Ngenla is specifically indicated for the treatment of pediatric patients aged 3 years and older who have growth failure due to an inadequate secretion of endogenous growth hormone.
- Ngenla is supplied as an injection for subcutaneous administration.
- The recommended dosage of Ngenla is 0.66 mg/kg based on actual body weight administered once weekly by subcutaneous (SC) injection.
- Individualize dosage for each patient based on the growth response.
- The day of weekly administration can be changed if necessary as long as the time between 2 doses is at least 3 days. After selecting a new dosing day, the once weekly dosing should be continued.
- When switching from daily growth hormone, the once-weekly Ngenla may be initiated on the day following their last daily injection.
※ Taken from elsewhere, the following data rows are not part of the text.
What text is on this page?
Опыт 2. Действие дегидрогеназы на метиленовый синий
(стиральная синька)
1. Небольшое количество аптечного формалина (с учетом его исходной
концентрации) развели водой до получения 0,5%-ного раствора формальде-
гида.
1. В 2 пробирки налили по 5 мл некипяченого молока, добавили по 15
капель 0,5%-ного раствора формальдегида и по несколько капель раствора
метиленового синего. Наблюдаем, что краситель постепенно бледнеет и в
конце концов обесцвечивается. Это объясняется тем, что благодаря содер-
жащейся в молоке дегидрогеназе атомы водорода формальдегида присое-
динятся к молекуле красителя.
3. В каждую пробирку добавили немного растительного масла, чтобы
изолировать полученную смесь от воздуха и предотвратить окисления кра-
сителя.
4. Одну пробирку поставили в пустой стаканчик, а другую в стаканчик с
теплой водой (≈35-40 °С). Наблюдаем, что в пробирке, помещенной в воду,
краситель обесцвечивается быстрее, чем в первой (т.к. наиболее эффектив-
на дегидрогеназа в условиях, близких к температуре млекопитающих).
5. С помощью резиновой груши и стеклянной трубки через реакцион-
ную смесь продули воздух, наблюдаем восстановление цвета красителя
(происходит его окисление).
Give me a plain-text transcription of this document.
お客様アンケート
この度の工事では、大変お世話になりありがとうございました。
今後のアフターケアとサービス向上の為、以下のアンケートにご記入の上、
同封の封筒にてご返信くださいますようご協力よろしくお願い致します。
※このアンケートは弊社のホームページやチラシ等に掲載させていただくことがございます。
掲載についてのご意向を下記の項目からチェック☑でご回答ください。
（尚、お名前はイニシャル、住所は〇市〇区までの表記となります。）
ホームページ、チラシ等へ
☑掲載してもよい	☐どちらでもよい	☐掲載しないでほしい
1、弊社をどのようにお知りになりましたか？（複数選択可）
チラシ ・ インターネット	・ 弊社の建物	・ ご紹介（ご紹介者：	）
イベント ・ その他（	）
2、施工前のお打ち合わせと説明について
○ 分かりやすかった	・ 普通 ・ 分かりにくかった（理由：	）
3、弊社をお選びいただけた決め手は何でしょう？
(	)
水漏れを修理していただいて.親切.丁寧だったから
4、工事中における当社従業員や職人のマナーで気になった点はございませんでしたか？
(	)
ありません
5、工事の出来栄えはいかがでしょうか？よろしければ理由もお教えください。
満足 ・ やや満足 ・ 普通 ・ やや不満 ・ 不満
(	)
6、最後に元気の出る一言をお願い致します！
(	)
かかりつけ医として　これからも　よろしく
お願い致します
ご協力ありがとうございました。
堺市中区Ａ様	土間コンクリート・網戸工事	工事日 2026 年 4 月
- If more than one injection is required to deliver a complete dose, each injection should be administered at a different injection site.
- If a dose is missed, administer Ngenla as soon as possible within 3 days after the missed dose.
- If more than 3 days have passed, skip the missed dose and administer the next dose on the regularly scheduled day.
Mechanism of Action
Somatrogon-ghla binds to the growth hormone (GH) receptor and initiates a signal transduction cascade culminating in changes in growth and metabolism. Somatrogon-ghla binding leads to activation of the STAT5b signaling pathway and increases the serum concentration of Insulin-like Growth Factor (IGF-1). GH and IGF-1 stimulate metabolic changes, linear growth, and enhance growth velocity in pediatric patients with GHD.
Adverse effects associated with the use of Ngenla may include, but are not limited to, the following:
- injection site reactions
Clinical Trial Results
The FDA approval of Ngenla was based on results from a multi-center, randomized, open-label, active-controlled phase 3 study in 224 treatment-naïve, prepubertal pediatric subjects with growth hormone deficiency (GHD). The primary efficacy endpoint was annualized height velocity at Week 52. Subjects received 0.66 mg/kg/week Ngenla or 0.034 mg/kg/day daily somatropin. The subjects age ranged from 3 to 12 years, with a mean of 7.7 years. The study met its primary endpoint of Ngenla non-inferiority compared to somatropi. Treatment with once-weekly Ngenla for 52 weeks resulted in an annualized height velocity of 10.1 cm/year. Patients treated with daily somatropin achieved an annualized height velocity of 9.8 cm/year after 52 weeks of treatment.